Another special case is in certain people who often have terminal cancer and are in constant pain. It is possible for doctors to increase the dosage of pain relieving medications above the maximum safe dose to counter the pain with the side effect of hastening the person's death. This is only considered ethical if the primary intention is to relieve pain and not to bring about the person's death.
The above arguments go a long way to rationalizing the debate over this issue but do not take into consideration the serious emotional stresses which are involved.

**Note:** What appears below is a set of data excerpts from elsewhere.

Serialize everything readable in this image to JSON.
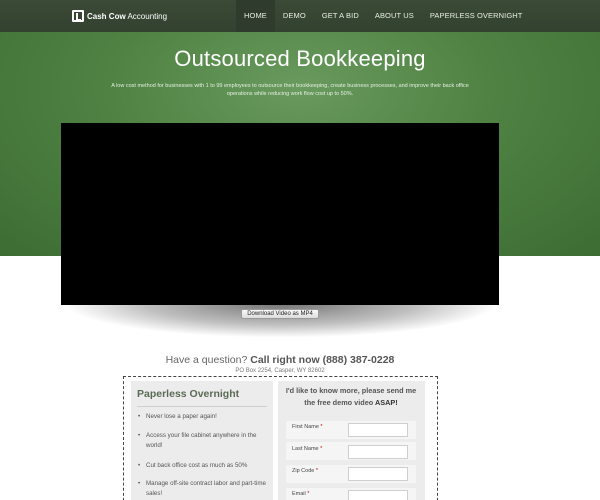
{
  "header": {
    "logo_bold": "Cash Cow",
    "logo_rest": " Accounting",
    "nav": [
      {
        "label": "HOME",
        "active": true
      },
      {
        "label": "DEMO",
        "active": false
      },
      {
        "label": "GET A BID",
        "active": false
      },
      {
        "label": "ABOUT US",
        "active": false
      },
      {
        "label": "PAPERLESS OVERNIGHT",
        "active": false
      }
    ]
  },
  "hero": {
    "title": "Outsourced Bookkeeping",
    "subtitle": "A low cost method for businesses with 1 to 99 employees to outsource their bookkeeping, create business processes, and improve their back office operations while reducing work flow cost up to 50%."
  },
  "video": {
    "download_label": "Download Video as MP4"
  },
  "contact": {
    "question": "Have a question? ",
    "call": "Call right now (888) 387-0228",
    "address": "PO Box 2254, Casper, WY 82602"
  },
  "left_panel": {
    "title": "Paperless Overnight",
    "bullets": [
      "Never lose a paper again!",
      "Access your file cabinet anywhere in the world!",
      "Cut back office cost as much as 50%",
      "Manage off-site contract labor and part-time sales!"
    ]
  },
  "form": {
    "heading_main": "I'd like to know more, please send me the free demo video ",
    "heading_strong": "ASAP!",
    "fields": [
      {
        "label": "First Name",
        "required": "*"
      },
      {
        "label": "Last Name",
        "required": "*"
      },
      {
        "label": "Zip Code",
        "required": "*"
      },
      {
        "label": "Email",
        "required": "*"
      }
    ]
  },
  "colors": {
    "nav_bg": "#334230",
    "hero_green": "#4f8243",
    "panel_bg": "#ececec"
  }
}
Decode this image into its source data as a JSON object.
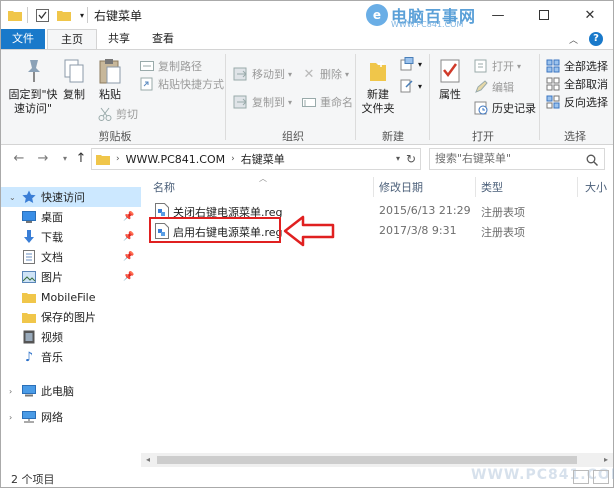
{
  "title": {
    "text": "右键菜单"
  },
  "logo": {
    "main": "电脑百事网",
    "sub": "WWW.PC841.COM"
  },
  "tabs": {
    "file": "文件",
    "home": "主页",
    "share": "共享",
    "view": "查看"
  },
  "ribbon": {
    "clipboard": {
      "pin": "固定到\"快\n速访问\"",
      "copy": "复制",
      "paste": "粘贴",
      "copy_path": "复制路径",
      "paste_shortcut": "粘贴快捷方式",
      "cut": "剪切",
      "label": "剪贴板"
    },
    "organize": {
      "move_to": "移动到",
      "copy_to": "复制到",
      "delete": "删除",
      "rename": "重命名",
      "label": "组织"
    },
    "new": {
      "new_folder": "新建\n文件夹",
      "label": "新建"
    },
    "open": {
      "properties": "属性",
      "open": "打开",
      "edit": "编辑",
      "history": "历史记录",
      "label": "打开"
    },
    "select": {
      "select_all": "全部选择",
      "select_none": "全部取消",
      "invert": "反向选择",
      "label": "选择"
    }
  },
  "address": {
    "crumbs": [
      "WWW.PC841.COM",
      "右键菜单"
    ],
    "search_placeholder": "搜索\"右键菜单\""
  },
  "nav": {
    "items": [
      {
        "label": "快速访问",
        "icon": "star-icon"
      },
      {
        "label": "桌面",
        "icon": "desktop-icon"
      },
      {
        "label": "下载",
        "icon": "download-icon"
      },
      {
        "label": "文档",
        "icon": "document-icon"
      },
      {
        "label": "图片",
        "icon": "pictures-icon"
      },
      {
        "label": "MobileFile",
        "icon": "folder-icon"
      },
      {
        "label": "保存的图片",
        "icon": "folder-icon"
      },
      {
        "label": "视频",
        "icon": "video-icon"
      },
      {
        "label": "音乐",
        "icon": "music-icon"
      },
      {
        "label": "此电脑",
        "icon": "computer-icon"
      },
      {
        "label": "网络",
        "icon": "network-icon"
      }
    ]
  },
  "columns": {
    "name": "名称",
    "date": "修改日期",
    "type": "类型",
    "size": "大小"
  },
  "files": [
    {
      "name": "关闭右键电源菜单.reg",
      "date": "2015/6/13 21:29",
      "type": "注册表项"
    },
    {
      "name": "启用右键电源菜单.reg",
      "date": "2017/3/8 9:31",
      "type": "注册表项"
    }
  ],
  "status": {
    "text": "2 个项目"
  },
  "colors": {
    "accent": "#1979ca",
    "highlight": "#e02020",
    "selected_nav": "#cce8ff"
  }
}
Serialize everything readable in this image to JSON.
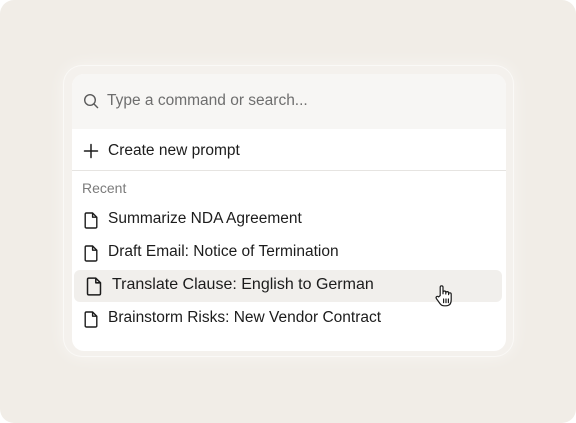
{
  "search": {
    "placeholder": "Type a command or search...",
    "value": ""
  },
  "create": {
    "label": "Create new prompt",
    "icon": "plus-icon"
  },
  "recent": {
    "heading": "Recent",
    "items": [
      {
        "label": "Summarize NDA Agreement",
        "icon": "document-icon"
      },
      {
        "label": "Draft Email: Notice of Termination",
        "icon": "document-icon"
      },
      {
        "label": "Translate Clause: English to German",
        "icon": "document-icon",
        "hovered": true
      },
      {
        "label": "Brainstorm Risks: New Vendor Contract",
        "icon": "document-icon"
      }
    ]
  },
  "colors": {
    "background": "#f1ede7",
    "panel": "#ffffff",
    "search_bar": "#f7f6f4",
    "hover_row": "#f1efec",
    "text": "#1c1c1c",
    "muted_text": "#7b7b7b"
  }
}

The trauma of watching a loved one slowly deteriorating in terrible pain has already been powerful enough to drive many people to aid others in ending their life, willingly taking the chance of being tried for murder. Doctors suffer agonising decisions about relieving pain, knowing that they could be ending their patient's life in violation of one principle of the Hippocratic oath primum non nocere ('First of all, do no harm'), and families often make the painful decision that their ailing relative should not be resuscitated.
In summary, the arguments are:
- The persons right to choose when, where and how they die
- Not having to continue to live in pain or with low quality of life
- Alleviating the burden on families and carers
- Religious view of the sanctity of life
- Dangers of a person's life being ended against their will
- Questions over a person's competence to make the decision
All of these having to be taken against the background of a hugely emotional issue means that change to the current situation of a tightly limited compromise, will be slow if there is any at all.